Reste évidemment le cher James dont Daniel Craig avait fait un agent secret aux machoires serrées, plus tueur que charmeur. Le Bond de Mourir peut attendre est fatigué. Ce type au bout du rouleau se force, une dernière fois, à retourner au casse-pipes. Et l’époque ne permet même plus à ce grand séducteur devant l’éternel de faire du gringue à des belles. En d’autres temps, la ravissante Paloma avec son fourreau fendu (Ana de Armas) aurait été une conquête de choix. Aujourd’hui, c’est une… maman qui tourmente Bond. Car cette Madeleine Swann qu’un jour, estimant qu’elle l’avait trahie, il avait mis dans un train italien pour un départ sans retour, est la mère d’une petite Mathilde aux yeux si bleus. Et Madeleine a beau dire : « Elle n’est pas de toi… », James n’en croit pas un mot. Et d’ailleurs, a-t-il tort ?

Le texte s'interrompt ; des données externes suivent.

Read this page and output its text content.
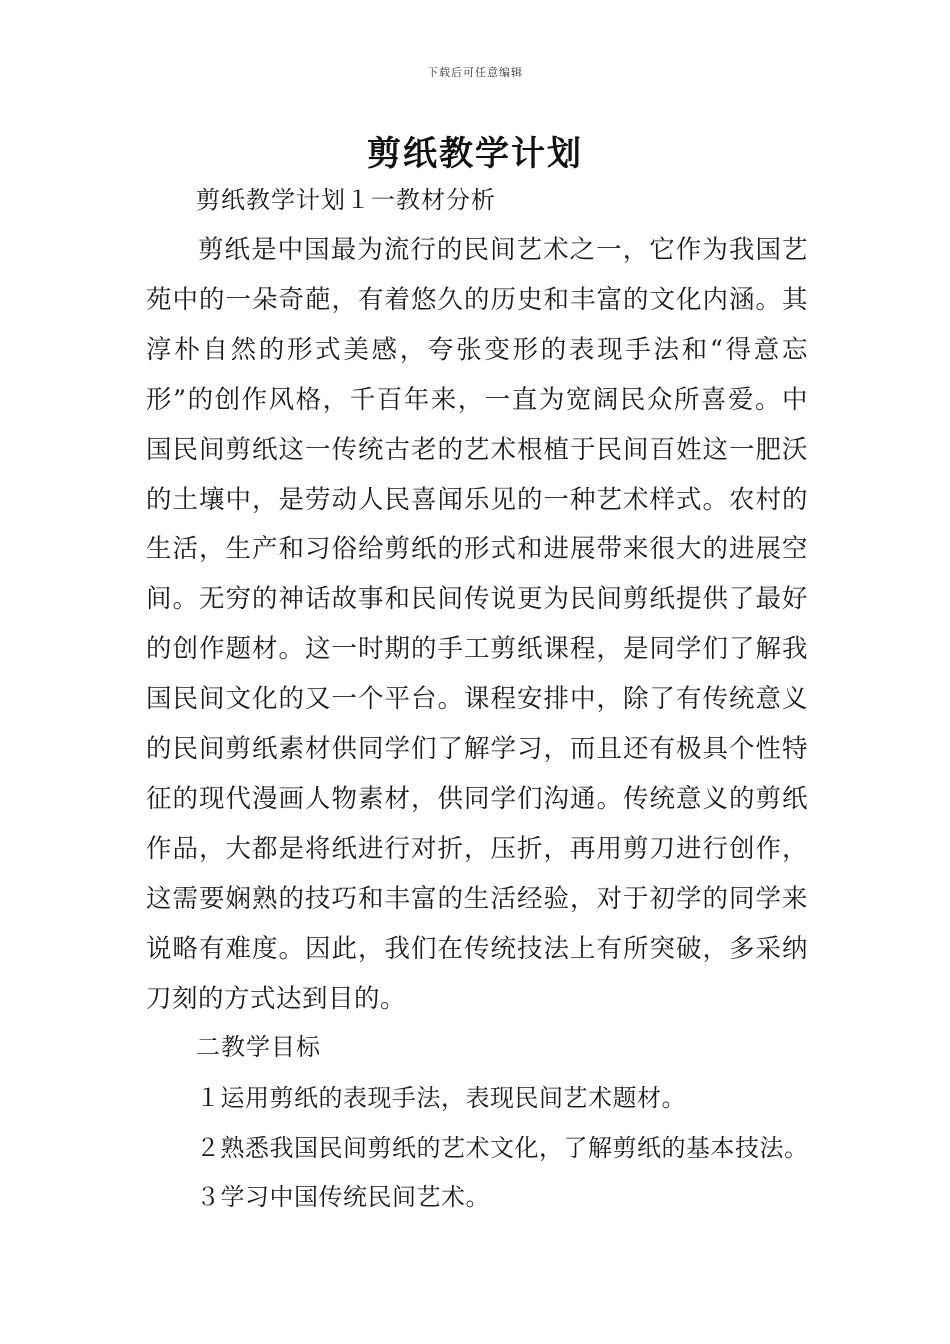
下载后可任意编辑
剪纸教学计划
剪纸教学计划１一教材分析
剪纸是中国最为流行的民间艺术之一，它作为我国艺苑中的一朵奇葩，有着悠久的历史和丰富的文化内涵。其淳朴自然的形式美感，夸张变形的表现手法和“得意忘形”的创作风格，千百年来，一直为宽阔民众所喜爱。中国民间剪纸这一传统古老的艺术根植于民间百姓这一肥沃的土壤中，是劳动人民喜闻乐见的一种艺术样式。农村的生活，生产和习俗给剪纸的形式和进展带来很大的进展空间。无穷的神话故事和民间传说更为民间剪纸提供了最好的创作题材。这一时期的手工剪纸课程，是同学们了解我国民间文化的又一个平台。课程安排中，除了有传统意义的民间剪纸素材供同学们了解学习，而且还有极具个性特征的现代漫画人物素材，供同学们沟通。传统意义的剪纸作品，大都是将纸进行对折，压折，再用剪刀进行创作，这需要娴熟的技巧和丰富的生活经验，对于初学的同学来说略有难度。因此，我们在传统技法上有所突破，多采纳刀刻的方式达到目的。
二教学目标
１运用剪纸的表现手法，表现民间艺术题材。
２熟悉我国民间剪纸的艺术文化，了解剪纸的基本技法。
３学习中国传统民间艺术。
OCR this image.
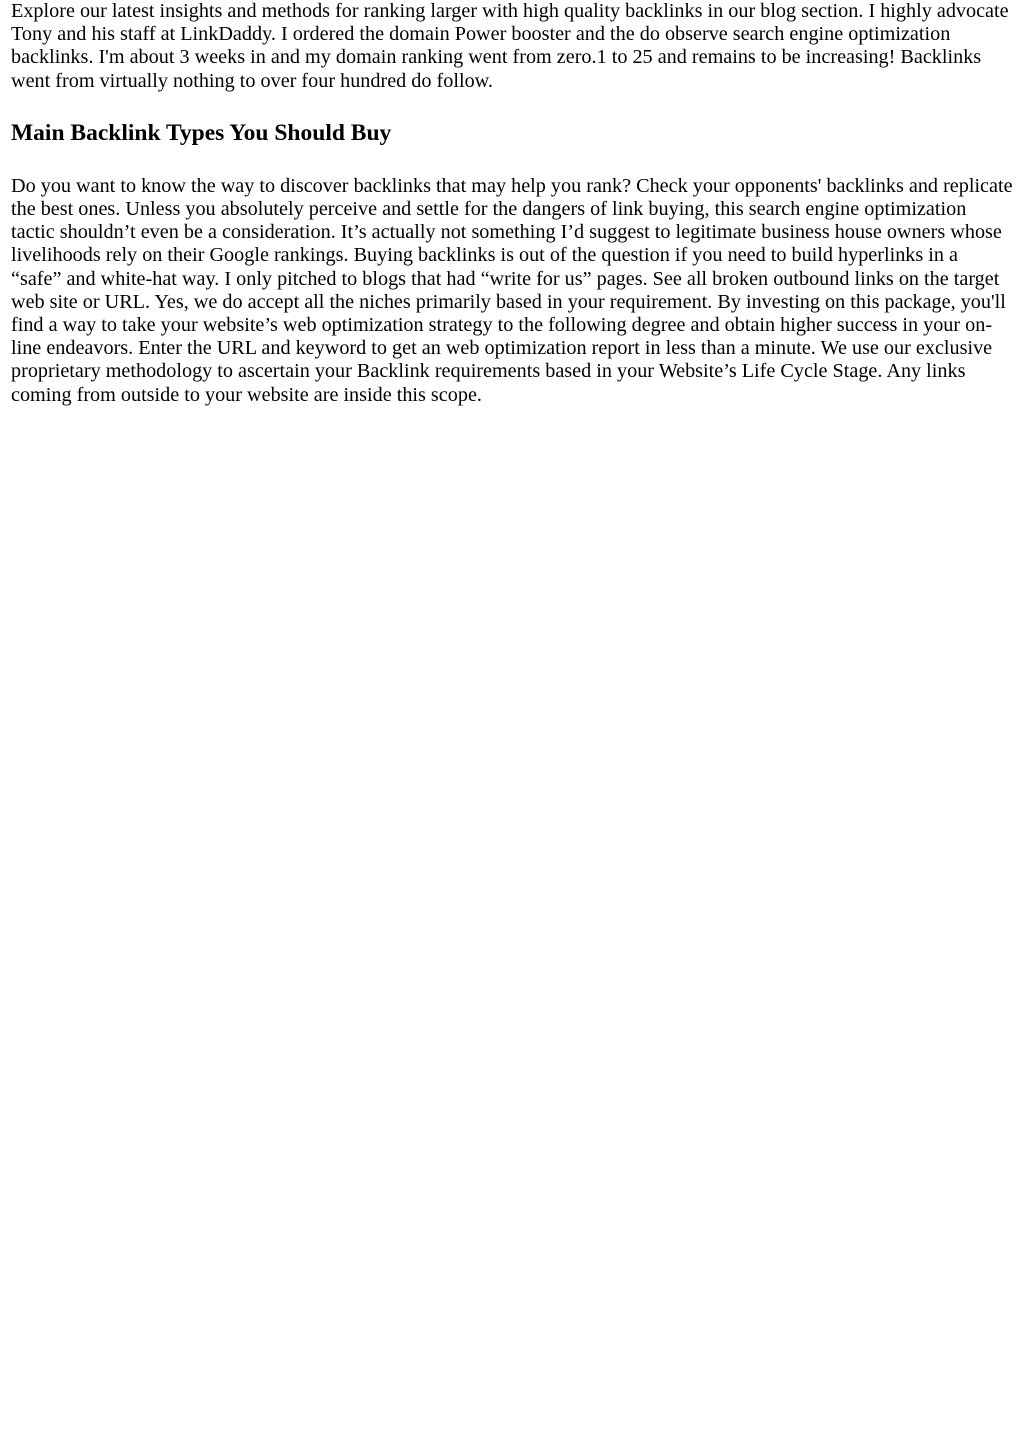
Explore our latest insights and methods for ranking larger with high quality backlinks in our blog section. I highly advocate Tony and his staff at LinkDaddy. I ordered the domain Power booster and the do observe search engine optimization backlinks. I'm about 3 weeks in and my domain ranking went from zero.1 to 25 and remains to be increasing! Backlinks went from virtually nothing to over four hundred do follow.

Main Backlink Types You Should Buy

Do you want to know the way to discover backlinks that may help you rank? Check your opponents' backlinks and replicate the best ones. Unless you absolutely perceive and settle for the dangers of link buying, this search engine optimization tactic shouldn’t even be a consideration. It’s actually not something I’d suggest to legitimate business house owners whose livelihoods rely on their Google rankings. Buying backlinks is out of the question if you need to build hyperlinks in a “safe” and white-hat way. I only pitched to blogs that had “write for us” pages. See all broken outbound links on the target web site or URL. Yes, we do accept all the niches primarily based in your requirement. By investing on this package, you'll find a way to take your website’s web optimization strategy to the following degree and obtain higher success in your on-line endeavors. Enter the URL and keyword to get an web optimization report in less than a minute. We use our exclusive proprietary methodology to ascertain your Backlink requirements based in your Website’s Life Cycle Stage. Any links coming from outside to your website are inside this scope.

Mourir peut attendre n’est peut-être pas de très grande cuvée mais il mérite l’attention parce que le Bond de Daniel Craig y tire définitivement sa révérence en vieux combattant du monde occidental.
Dans le bureau de M (le couloir est décoré des portraits de ses prédécesseurs incarnés par Bernard Lee et Judi Dench), on salue la mémoire de Bond avec un verre de scotch. Avant de retourner à un labeur sans fin, M cite Jack London : « La fonction propre de l’homme est de vivre, non d’exister ». Sur le chemin de Matera, Madeleine Swann (Léa Seydoux), se propose, elle, de raconter à Mathilde, l’histoire d’un certain Bond… James Bond.
MOURIR PEUT ATTENDRE Thriller (USA – 2h43) de Cary Joji Fukunaga avec Daniel Craig, Rami Malek, Léa Seydoux, Lashana Lynch, Ben Whishaw, Naomie Harris, Jeffrey Wright, Christoph Waltz, Ralph Fiennes, Rory Kinnear, Ana de Armas, Dali Benssalah, David Dencik, Billy Magnussen. Dans les salles le 6 octobre.